MTP input fusion: zero embeds at position 0, RMSNorm(embeds) with enorm and RMSNorm(prev_hidden) with hnorm, written side-by-side into out ([N, 2H]) ready for the eh_proj GEMM. Replaces where + 2x RMSNorm + cat.
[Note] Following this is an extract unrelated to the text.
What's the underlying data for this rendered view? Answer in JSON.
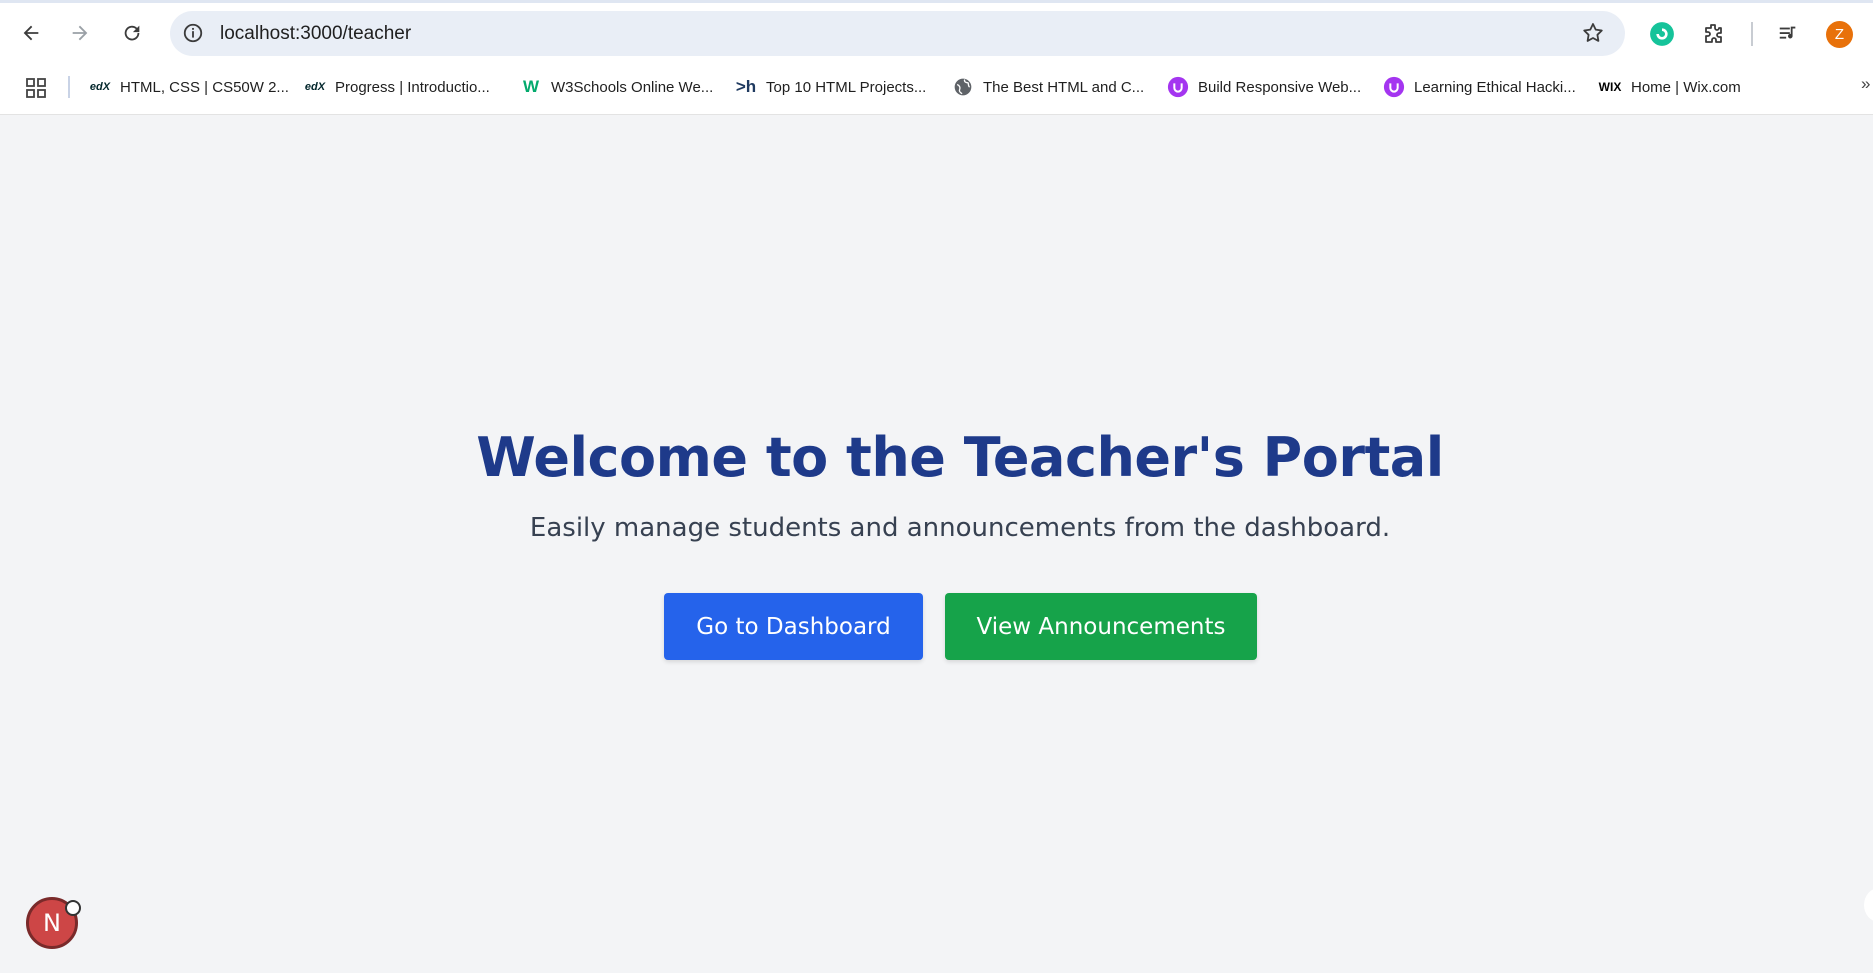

Source code in vllm/models/deepseek_v32/nvidia/kernels.py
@triton.jit
def _fused_eh_norm_kernel(
    pos_ptr,
    embeds_ptr,
    embeds_stride,
    prev_ptr,
    prev_stride,
    enorm_w_ptr,
    hnorm_w_ptr,
    eps,
    out_ptr,
    out_stride,
    H: tl.constexpr,
    BLOCK: tl.constexpr,
):
    """MTP input fusion: zero embeds at position 0, RMSNorm(embeds) with enorm
    and RMSNorm(prev_hidden) with hnorm, written side-by-side into ``out``
    ([N, 2H]) ready for the eh_proj GEMM. Replaces where + 2x RMSNorm + cat."""
    tok = tl.program_id(0)
    off = tl.arange(0, BLOCK)
    mask = off < H

    pos = tl.load(pos_ptr + tok)
    e = tl.load(embeds_ptr + tok * embeds_stride + off, mask=mask, other=0.0)
    e = tl.where(pos == 0, 0.0, e.to(tl.float32))
    ew = tl.load(enorm_w_ptr + off, mask=mask)
    e_normed = _rms_norm(e, ew, eps, H)
    tl.store(out_ptr + tok * out_stride + off, e_normed, mask=mask)
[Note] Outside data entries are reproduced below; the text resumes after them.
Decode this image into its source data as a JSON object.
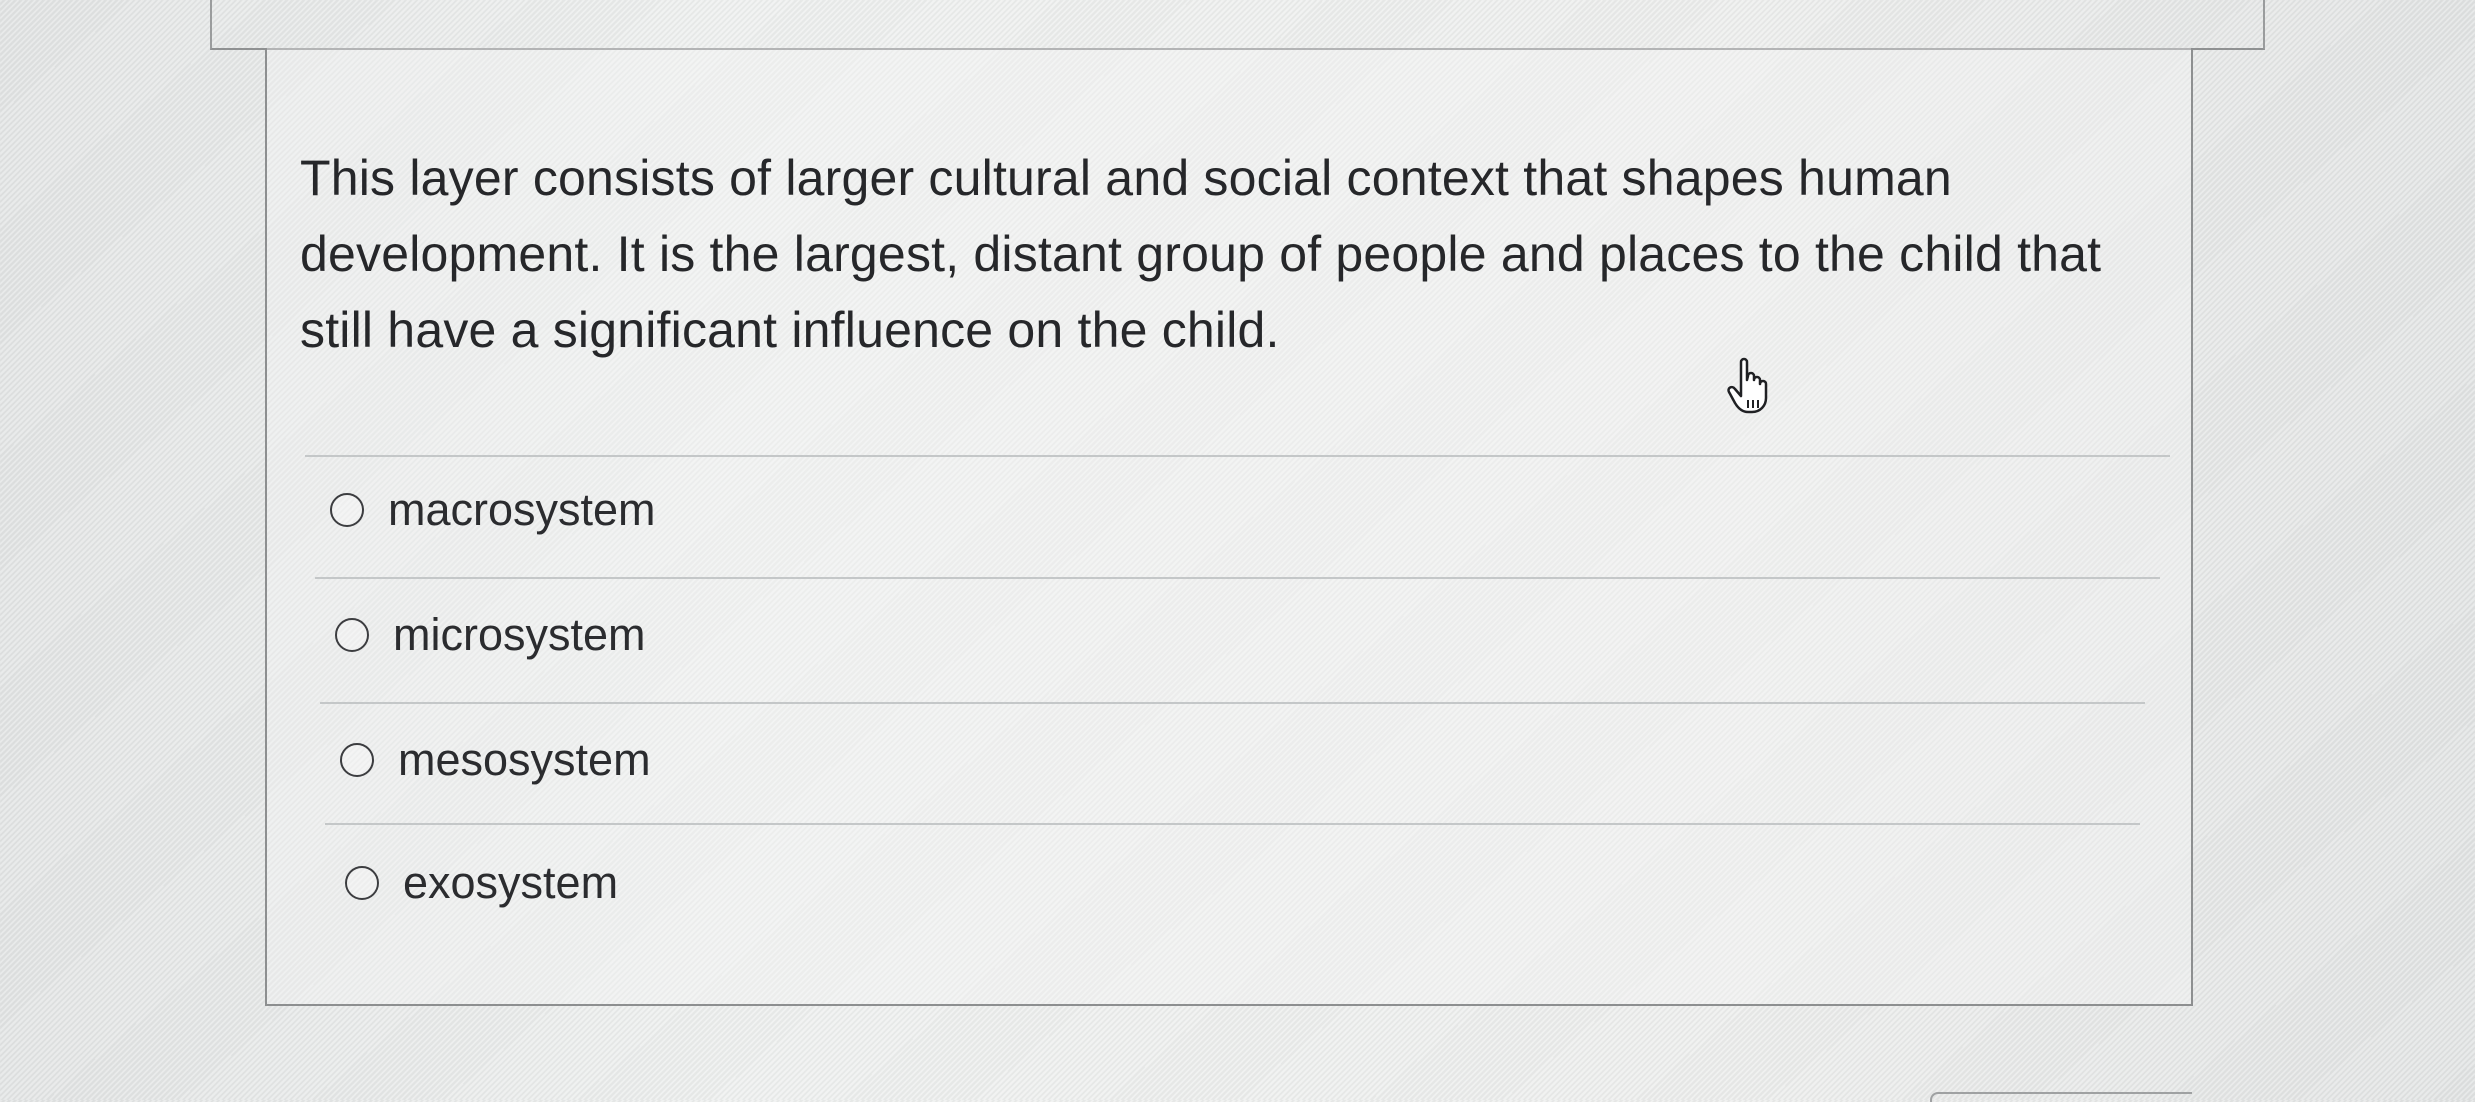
{
  "question": {
    "text": "This layer consists of larger cultural and social context that shapes human development. It is the largest, distant group of people and places to the child that still have a significant influence on the child."
  },
  "options": [
    {
      "label": "macrosystem",
      "selected": false
    },
    {
      "label": "microsystem",
      "selected": false
    },
    {
      "label": "mesosystem",
      "selected": false
    },
    {
      "label": "exosystem",
      "selected": false
    }
  ],
  "cursor": {
    "icon": "hand-pointer-icon"
  },
  "colors": {
    "text": "#26272a",
    "divider": "#c4c7c8",
    "border": "#8d8f90"
  }
}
    p = tl.load(prev_ptr + tok * prev_stride + off, mask=mask, other=0.0)
    hw = tl.load(hnorm_w_ptr + off, mask=mask)
    p_normed = _rms_norm(p, hw, eps, H)
    tl.store(out_ptr + tok * out_stride + H + off, p_normed, mask=mask)

fused_eh_norm(positions, inputs_embeds, previous_hidden, enorm_w, hnorm_w, eps)

Returns cat([enorm(masked embeds), hnorm(prev_hidden)]) -> [N, 2H].

Source code in vllm/models/deepseek_v32/nvidia/kernels.py
def fused_eh_norm(
    positions: torch.Tensor,
    inputs_embeds: torch.Tensor,
    previous_hidden: torch.Tensor,
    enorm_w: torch.Tensor,
    hnorm_w: torch.Tensor,
    eps: float,
) -> torch.Tensor:
    """Returns cat([enorm(masked embeds), hnorm(prev_hidden)]) -> [N, 2H]."""
    n, h = inputs_embeds.shape
    out = torch.empty(n, 2 * h, dtype=inputs_embeds.dtype, device=inputs_embeds.device)
    _fused_eh_norm_kernel[(n,)](
        positions,
        inputs_embeds,
        inputs_embeds.stride(0),
        previous_hidden,
        previous_hidden.stride(0),
        enorm_w,
        hnorm_w,
        eps,
        out,
        out.stride(0),
        h,
        triton.next_power_of_2(h),
    )
    return out